Central Bank: The bankruptcy of Silicon Valley Bank has controllable influence on China’s financial market.

  CCTV News:According to WeChat official account, the People’s Bank of China, the central bank said in the column of monetary policy implementation report in the first quarter of 2023 that China’s financial institutions have little exposure to Silicon Valley banks, and the impact of the bankruptcy of Silicon Valley banks on China’s financial market is controllable. At present, China’s financial system is operating steadily, and the banking industry, which accounts for more than 90% of the total assets of the financial industry, is generally stable. Most banking financial institutions are within the security boundary, and 24 large banks, which account for about 70% of the total assets of the banking industry, have maintained excellent ratings.

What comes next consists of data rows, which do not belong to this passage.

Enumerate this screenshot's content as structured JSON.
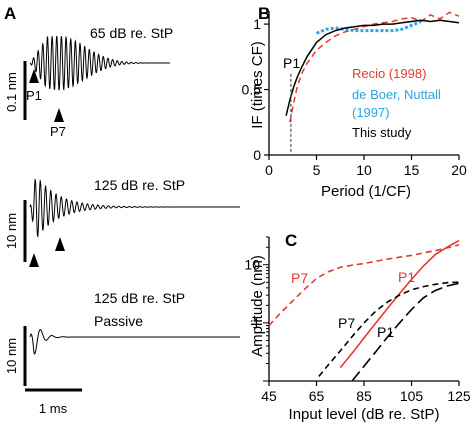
{
  "panel_a": {
    "letter": "A",
    "traces": [
      {
        "condition": "65 dB re. StP",
        "scale_label": "0.1 nm",
        "markers": [
          "P1",
          "P7"
        ]
      },
      {
        "condition": "125 dB re. StP",
        "scale_label": "10 nm"
      },
      {
        "condition": "125 dB re. StP",
        "condition2": "Passive",
        "scale_label": "10 nm"
      }
    ],
    "time_scale_label": "1 ms"
  },
  "chart_data": [
    {
      "panel": "B",
      "type": "line",
      "xlabel": "Period (1/CF)",
      "ylabel": "IF (times CF)",
      "xlim": [
        0,
        20
      ],
      "ylim": [
        0,
        1.1
      ],
      "xticks": [
        "0",
        "5",
        "10",
        "15",
        "20"
      ],
      "yticks": [
        "0",
        "0.5",
        "1"
      ],
      "annotation": "P1",
      "p1_period": 2.3,
      "legend_position": "lower-right",
      "series": [
        {
          "name": "Recio (1998)",
          "color": "#e03c31",
          "dash": "dashed",
          "x": [
            2.2,
            2.6,
            3.0,
            3.5,
            4.0,
            5.0,
            6.0,
            7.0,
            8.0,
            9.0,
            10.0,
            11.0,
            12.0,
            13.0,
            14.0,
            15.0,
            16.0,
            17.0,
            18.0,
            19.0,
            20.0
          ],
          "y": [
            0.25,
            0.4,
            0.53,
            0.63,
            0.7,
            0.8,
            0.86,
            0.91,
            0.94,
            0.96,
            0.98,
            1.0,
            1.01,
            1.02,
            1.04,
            1.05,
            1.02,
            1.07,
            1.04,
            1.09,
            1.06
          ]
        },
        {
          "name": "de Boer, Nuttall",
          "name2": "(1997)",
          "color": "#2aa7df",
          "dash": "dotted",
          "x": [
            5.0,
            6.0,
            7.0,
            8.0,
            9.0,
            10.0,
            11.0,
            12.0,
            13.0,
            14.0,
            15.0,
            16.0
          ],
          "y": [
            0.93,
            0.96,
            0.97,
            0.96,
            0.95,
            0.95,
            0.95,
            0.95,
            0.95,
            0.96,
            0.99,
            1.02
          ]
        },
        {
          "name": "This study",
          "color": "#000000",
          "dash": "solid",
          "x": [
            1.8,
            2.2,
            2.6,
            3.0,
            3.5,
            4.0,
            5.0,
            6.0,
            7.0,
            8.0,
            9.0,
            10.0,
            11.0,
            12.0,
            13.0,
            14.0,
            15.0,
            16.0,
            17.0,
            18.0,
            19.0,
            20.0
          ],
          "y": [
            0.3,
            0.42,
            0.52,
            0.6,
            0.68,
            0.75,
            0.86,
            0.92,
            0.95,
            0.97,
            0.98,
            0.99,
            0.99,
            1.0,
            1.0,
            1.01,
            1.02,
            1.03,
            1.02,
            1.03,
            1.02,
            1.01
          ]
        }
      ]
    },
    {
      "panel": "C",
      "type": "line",
      "xlabel": "Input level (dB re. StP)",
      "ylabel": "Amplitude (nm)",
      "xlim": [
        45,
        125
      ],
      "ylim": [
        0.1,
        30
      ],
      "yscale": "log",
      "xticks": [
        "45",
        "65",
        "85",
        "105",
        "125"
      ],
      "yticks": [
        "1",
        "10"
      ],
      "series": [
        {
          "name": "P7",
          "color": "#e03c31",
          "dash": "dashed",
          "x": [
            45,
            50,
            55,
            60,
            65,
            70,
            75,
            80,
            85,
            90,
            95,
            100,
            105,
            110,
            115,
            120,
            125
          ],
          "y": [
            0.9,
            1.5,
            2.4,
            3.8,
            5.8,
            7.6,
            9.0,
            9.8,
            10.5,
            11.5,
            12.5,
            13.5,
            14.5,
            16.0,
            17.5,
            19.5,
            22.0
          ]
        },
        {
          "name": "P1",
          "color": "#e03c31",
          "dash": "solid",
          "x": [
            75,
            80,
            85,
            90,
            95,
            100,
            105,
            110,
            115,
            120,
            125
          ],
          "y": [
            0.17,
            0.3,
            0.55,
            1.0,
            1.8,
            3.2,
            5.6,
            9.5,
            15.0,
            20.0,
            26.0
          ]
        },
        {
          "name": "P7",
          "color": "#000000",
          "dash": "dashed",
          "x": [
            66,
            70,
            75,
            80,
            85,
            90,
            95,
            100,
            105,
            110,
            115,
            120,
            125
          ],
          "y": [
            0.12,
            0.19,
            0.33,
            0.58,
            1.0,
            1.6,
            2.3,
            3.0,
            3.7,
            4.2,
            4.6,
            4.9,
            5.0
          ]
        },
        {
          "name": "P1",
          "color": "#000000",
          "dash": "longdash",
          "x": [
            80,
            85,
            90,
            95,
            100,
            105,
            110,
            115,
            120,
            125
          ],
          "y": [
            0.1,
            0.18,
            0.32,
            0.58,
            1.0,
            1.7,
            2.7,
            3.6,
            4.3,
            4.8
          ]
        }
      ]
    }
  ]
}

The central bank said that in the next step, the financial management department will continue to strengthen the construction of the financial stability guarantee system and firmly hold the bottom line that no systemic financial risks will occur. First, accelerate the construction of the legal system for financial stability, promote the promulgation of the Financial Stability Law, and improve the market-oriented and legalized financial risk disposal mechanism. The second is to strengthen financial risk monitoring and early warning, and give full play to the early correction of the deposit insurance system and the role of market-oriented risk disposal platform. Third, continuously enrich the financial risk disposal resources, improve the management mechanism of the financial stability guarantee fund, and operate and cooperate with the deposit insurance fund and related industry guarantee funds in a two-tier manner to jointly safeguard financial stability and security.